As the COVID-19 pandemic persists, cyberattackers and scammers have been impersonating government websites in phishing emails.
“Over the last two months we observed a surge in the creation of COVID-19-themed credential phishing website templates that mimic the brands of numerous governments and trusted non-governmental organizations (NGOs) including the World Health Organization (WHO), Internal Revenue Service (IRS), Centers for Disease Control (CDC), the United Kingdom government, the government of Canada, and the government of France,” wrote cybersecurity company Proofpoint.
Scammers are taking advantage of the #COVID19 pandemic! Look out for fake websites, e-commerce platforms, social media accounts, emails and calls impersonating businesses and government authorities. If you think you've been scammed make a report to https://t.co/E9WU65RMOW pic.twitter.com/mBUfjhWLD1
— ACT Health (@ACTHealth) April 30, 2020
Scammers have taken advantage of the coronavirus to convince people to share their personal information online through phishing. They do so by creating fraudulent email addresses and websites to deceive users.
“These templates enable a threat actor of less sophisticated technical abilities to launch a well-crafted credential phishing attack,” said Sherrod DeGrippo, Proofpoint’s senior director of threat research and detection. “Threat actors can then lure their targets into clicking links that lead to these pages,” he also said.

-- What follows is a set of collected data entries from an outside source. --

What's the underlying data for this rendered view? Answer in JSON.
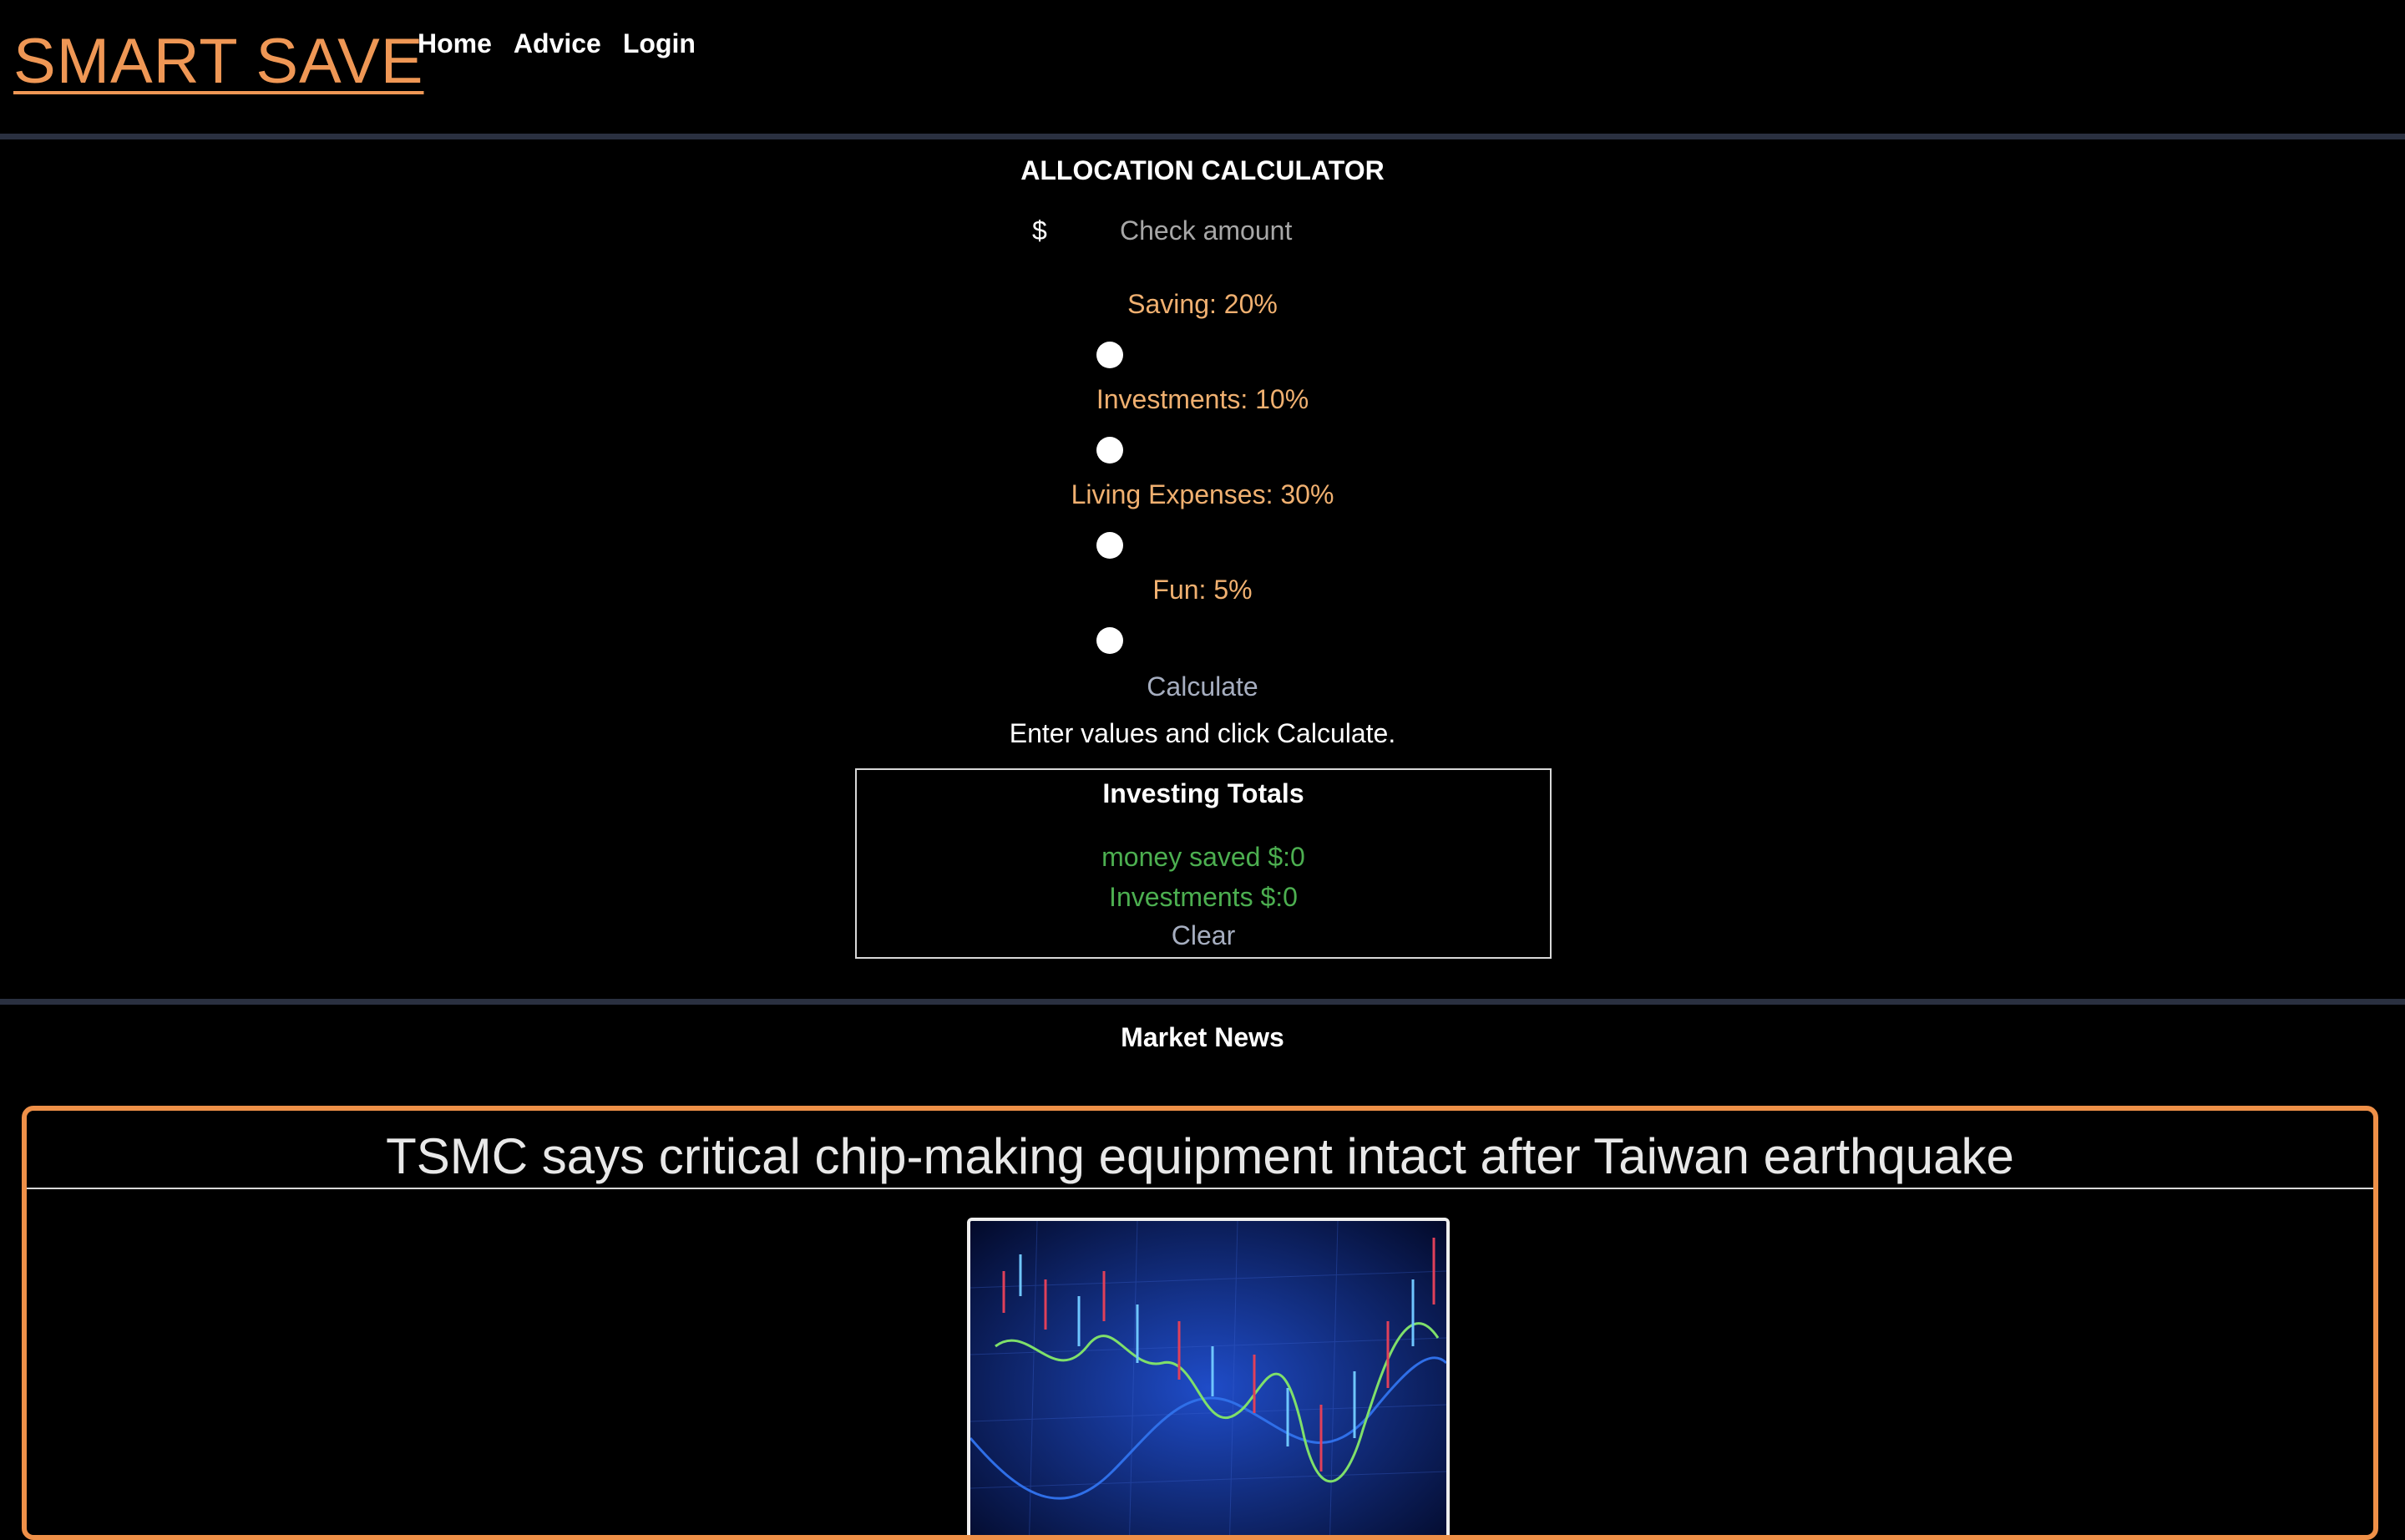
{
  "header": {
    "logo": "SMART SAVE",
    "nav": [
      "Home",
      "Advice",
      "Login"
    ]
  },
  "calculator": {
    "title": "ALLOCATION CALCULATOR",
    "currency_symbol": "$",
    "amount_placeholder": "Check amount",
    "allocations": [
      {
        "label": "Saving: 20%",
        "percent": 20
      },
      {
        "label": "Investments: 10%",
        "percent": 10
      },
      {
        "label": "Living Expenses: 30%",
        "percent": 30
      },
      {
        "label": "Fun: 5%",
        "percent": 5
      }
    ],
    "calculate_label": "Calculate",
    "hint": "Enter values and click Calculate."
  },
  "totals": {
    "title": "Investing Totals",
    "money_saved": "money saved $:0",
    "investments": "Investments $:0",
    "clear_label": "Clear"
  },
  "news": {
    "section_title": "Market News",
    "articles": [
      {
        "headline": "TSMC says critical chip-making equipment intact after Taiwan earthquake"
      }
    ]
  },
  "colors": {
    "accent": "#ef9755",
    "allocation_label": "#f0b070",
    "totals_text": "#4caf50",
    "divider": "#2a3040"
  }
}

These bad actors will send emails to people. They use “legitimate-looking email addresses claiming to offer things like a coronavirus vaccine or extra stimulus cash,” as per Fox Business. The emails will have a link that leads to a fraudulent website. These fake websites will then ask users to input sensitive information.
“Distribution typically operates between threat actors directly, and transactions can occur through underground marketplaces at varying costs. Some threat actors make and use these templates, others generate them and sell them. There are similar credential phishing kits available for use for free,” DeGrippo then said.
“Threat actors worldwide continue to follow the news surrounding the COVID-19 pandemic,” he also said. They will allegedly “adapt their themes to try and take advantage of human vulnerabilities, fears, and concerns, which are shared across countries,” he further stated. “It’s clear that threat actors are localizing phishing lures to particular countries through native language, stolen branding of local institutions, and social engineering around concerns and fears specific to their region.”